Por fin se convenció de que no podía hacer nada y decidió quedarse así como estaba, tendido en el suelo, sobre una alfombra sucia, pisoteada y con un olor similar al de los aguiluchos.
Tal vez si no se movía, la sensación pasaba más rápido y la muerte llegaba de un tirón, sin hacerse esperar. Poco a poco, los latidos de su corazón ganaron sus oídos y se fundieron con su existencia.
Emilio se dejó alcanzar nuevamente por el sueño y se entregó a la muerte sin resistencias. Pero encontró un descanso profundo y relajante, del lado de la vida, aunque él estaba totalmente convencido de que era el final.
A la mañana siguiente, despertó y evidenció que no había muerto y que seguía en el piso de la habitación, con un insoportable dolor de espalda que no lo dejaba incorporarse. Entendió que tenía la columna apoyada en una zapatilla y el cuerpo estremecido por el frío.
Aguantó la respiración para no sentir ardor en las costillas. Se tumbó de costado y miró la rendija debajo de la puerta, advirtiendo movimientos del otro lado.
Se oían pasos apresurados que iban y venían. Tacos que repicaban y voces muy conocidas. Cosas que se arrastraban por el piso y sonidos de aerosoles que se activaban para rociar quién sabe qué. Más arriba, la persiana dejaba ver pequeños reflejos de luz en el cielorraso; ya era de día.
De a poco, fue identificando las voces de su familia y su audición se tornó cada vez más nítida, al mismo tiempo, se despertaron sus músculos entumecidos y tensionados.
Pasó varios minutos sentado con la cabeza entre sus manos. Tenía los pelos engrasados de transpiración y una remera agujereada que añoraba el lavarropas.
Estuvo así somnoliento media hora, hasta que, por fin, de un impulso nervioso revoleó la zapatilla contra el escritorio y entendió con bronca que ese era el límite.
Su psicólogo tenía razón, pensó. Era evidente que necesitaba salir más seguido del departamento. Ir a la naturaleza, distenderse con amigos. Por más miedo que le significara el exterior en épocas de pandemia, la vida continuaba y tarde o temprano el COVID-19 se iba a convertir en parte de la realidad cotidiana. Advirtió que dos años de encierro absoluto lo habían desbordado.

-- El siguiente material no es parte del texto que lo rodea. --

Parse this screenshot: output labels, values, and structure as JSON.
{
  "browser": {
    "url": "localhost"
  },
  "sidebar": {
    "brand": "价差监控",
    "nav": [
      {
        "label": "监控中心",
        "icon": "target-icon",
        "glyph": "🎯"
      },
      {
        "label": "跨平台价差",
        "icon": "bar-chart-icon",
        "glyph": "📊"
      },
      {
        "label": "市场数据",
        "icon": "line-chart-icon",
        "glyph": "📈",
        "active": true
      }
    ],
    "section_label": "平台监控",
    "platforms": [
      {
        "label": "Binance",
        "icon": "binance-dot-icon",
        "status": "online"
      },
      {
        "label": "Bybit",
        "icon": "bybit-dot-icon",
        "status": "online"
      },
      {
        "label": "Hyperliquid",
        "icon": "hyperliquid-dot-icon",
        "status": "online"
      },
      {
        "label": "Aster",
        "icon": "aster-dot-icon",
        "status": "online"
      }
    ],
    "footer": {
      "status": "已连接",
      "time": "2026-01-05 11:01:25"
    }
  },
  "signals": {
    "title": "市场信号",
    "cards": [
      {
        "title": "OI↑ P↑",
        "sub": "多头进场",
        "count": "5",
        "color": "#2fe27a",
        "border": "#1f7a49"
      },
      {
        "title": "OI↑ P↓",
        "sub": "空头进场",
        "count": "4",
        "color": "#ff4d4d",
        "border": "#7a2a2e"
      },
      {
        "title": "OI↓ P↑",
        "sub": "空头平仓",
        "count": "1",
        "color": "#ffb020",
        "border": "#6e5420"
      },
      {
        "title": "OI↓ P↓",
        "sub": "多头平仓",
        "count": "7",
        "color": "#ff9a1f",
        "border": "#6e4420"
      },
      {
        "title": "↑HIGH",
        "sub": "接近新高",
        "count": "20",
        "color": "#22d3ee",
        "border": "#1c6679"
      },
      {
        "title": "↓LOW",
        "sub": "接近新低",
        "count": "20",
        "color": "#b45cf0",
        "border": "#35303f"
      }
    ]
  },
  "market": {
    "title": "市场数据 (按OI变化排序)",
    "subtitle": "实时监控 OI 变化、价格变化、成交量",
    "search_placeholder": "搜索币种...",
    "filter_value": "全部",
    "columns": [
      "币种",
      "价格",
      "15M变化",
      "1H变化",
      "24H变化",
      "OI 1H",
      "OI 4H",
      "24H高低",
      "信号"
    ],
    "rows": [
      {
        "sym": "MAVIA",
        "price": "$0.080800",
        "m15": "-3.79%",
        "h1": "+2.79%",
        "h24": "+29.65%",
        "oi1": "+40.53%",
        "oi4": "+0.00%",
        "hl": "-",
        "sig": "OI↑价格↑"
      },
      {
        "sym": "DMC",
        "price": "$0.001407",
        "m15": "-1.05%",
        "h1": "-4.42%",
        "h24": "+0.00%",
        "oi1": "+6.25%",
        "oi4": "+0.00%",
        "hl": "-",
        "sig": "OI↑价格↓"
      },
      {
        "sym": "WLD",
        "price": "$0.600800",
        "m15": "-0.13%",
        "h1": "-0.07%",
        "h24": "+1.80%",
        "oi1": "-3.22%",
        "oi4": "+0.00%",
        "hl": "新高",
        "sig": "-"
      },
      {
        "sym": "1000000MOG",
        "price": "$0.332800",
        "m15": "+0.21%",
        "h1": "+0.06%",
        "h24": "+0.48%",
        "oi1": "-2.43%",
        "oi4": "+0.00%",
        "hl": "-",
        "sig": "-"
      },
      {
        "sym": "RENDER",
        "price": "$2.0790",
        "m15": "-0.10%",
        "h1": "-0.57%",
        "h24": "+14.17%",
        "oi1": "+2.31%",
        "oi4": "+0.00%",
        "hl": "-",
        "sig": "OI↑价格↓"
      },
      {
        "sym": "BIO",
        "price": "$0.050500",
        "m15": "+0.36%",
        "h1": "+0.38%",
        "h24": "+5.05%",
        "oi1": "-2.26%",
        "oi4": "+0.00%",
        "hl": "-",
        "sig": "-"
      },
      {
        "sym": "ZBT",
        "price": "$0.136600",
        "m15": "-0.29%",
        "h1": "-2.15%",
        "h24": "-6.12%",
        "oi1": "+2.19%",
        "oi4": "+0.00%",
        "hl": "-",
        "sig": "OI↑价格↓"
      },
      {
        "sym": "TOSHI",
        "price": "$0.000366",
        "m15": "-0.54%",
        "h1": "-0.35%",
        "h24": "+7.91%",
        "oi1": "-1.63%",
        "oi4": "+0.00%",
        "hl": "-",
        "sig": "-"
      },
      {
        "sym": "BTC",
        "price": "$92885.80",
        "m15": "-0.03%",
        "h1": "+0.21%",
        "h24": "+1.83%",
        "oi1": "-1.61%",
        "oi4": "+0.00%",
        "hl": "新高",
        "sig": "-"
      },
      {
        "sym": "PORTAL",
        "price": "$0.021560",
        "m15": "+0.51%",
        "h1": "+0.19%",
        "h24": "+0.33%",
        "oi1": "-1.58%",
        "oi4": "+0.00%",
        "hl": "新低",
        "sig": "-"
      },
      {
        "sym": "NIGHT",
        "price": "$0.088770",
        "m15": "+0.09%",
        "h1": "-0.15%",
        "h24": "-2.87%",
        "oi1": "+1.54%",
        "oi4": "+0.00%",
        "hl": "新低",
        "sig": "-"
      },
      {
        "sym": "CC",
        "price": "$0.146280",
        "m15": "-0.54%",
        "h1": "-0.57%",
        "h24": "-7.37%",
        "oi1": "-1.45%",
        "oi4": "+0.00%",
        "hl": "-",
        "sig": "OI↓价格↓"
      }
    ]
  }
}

Incluso, encontró reemplazo a sus ansiolíticos. La marihuana aparecía en su vida como un aliciente a la ansiedad. Era suministrada por envíos secretos
de su gran amigo Juan Sebastián González García. Él mismo se ocupaba de llevar los porros a la puerta de su hogar, pero por razones sanitarias y de confidencialidad, casi nunca los recibía Emilio en persona.

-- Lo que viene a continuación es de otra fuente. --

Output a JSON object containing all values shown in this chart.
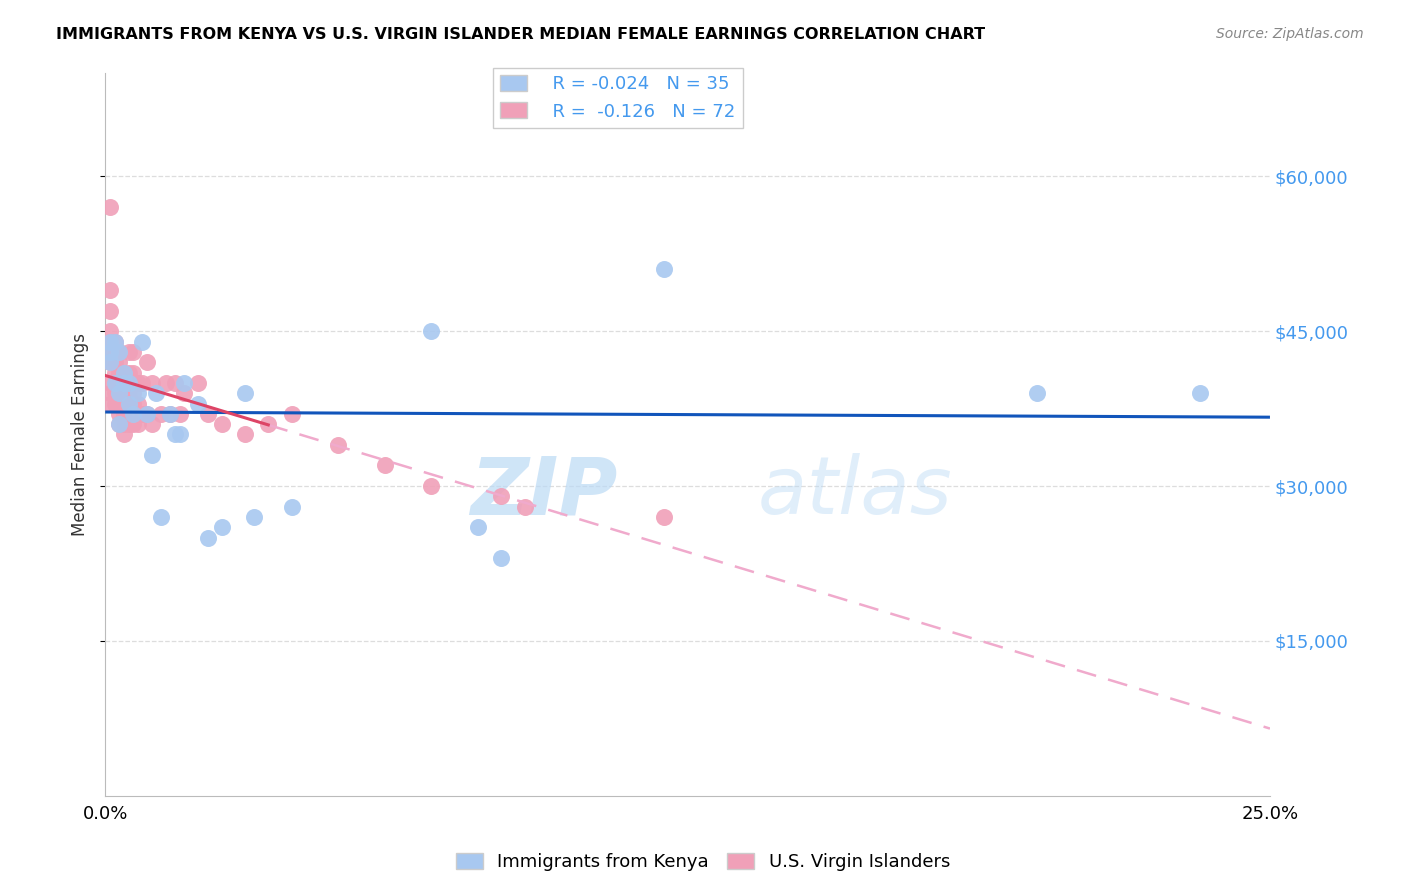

Esa mañana de invierno, en que subjetivamente volvió de la muerte y mientras desayunaba, se quedó pensando en el sueño y lo reinterpretó.
Entendió que los pájaros habían venido con un mensaje y que la terrible escena lo enfrentó cara a cara con sus miedos: las aves y la exposición al peligro de una situación que él no podía controlar. ¿Qué le hubiera dicho su psicólogo sobre el sueño? —Significa lo que vos pienses que signifique. —Así le respondía cada vez que Emilio le confiaba sus sueños, para que lo ayudara a interpretarlos.
También se alegró porque los ejercicios de respiración que el licenciado le había enseñado, estaban dando frutos. La próxima vez no necesitaba llegar a pensar que se moría de un paro cardíaco, como en la mayoría de los episodios que solía tener.
Aunque más allá de ese razonamiento lógico que había ganado gracias a las sesiones de terapia, Emilio sabía que el pensamiento mágico era impredecible y que poco podía hacer cuando llegaba sin avisar, sobre todo en los sueños.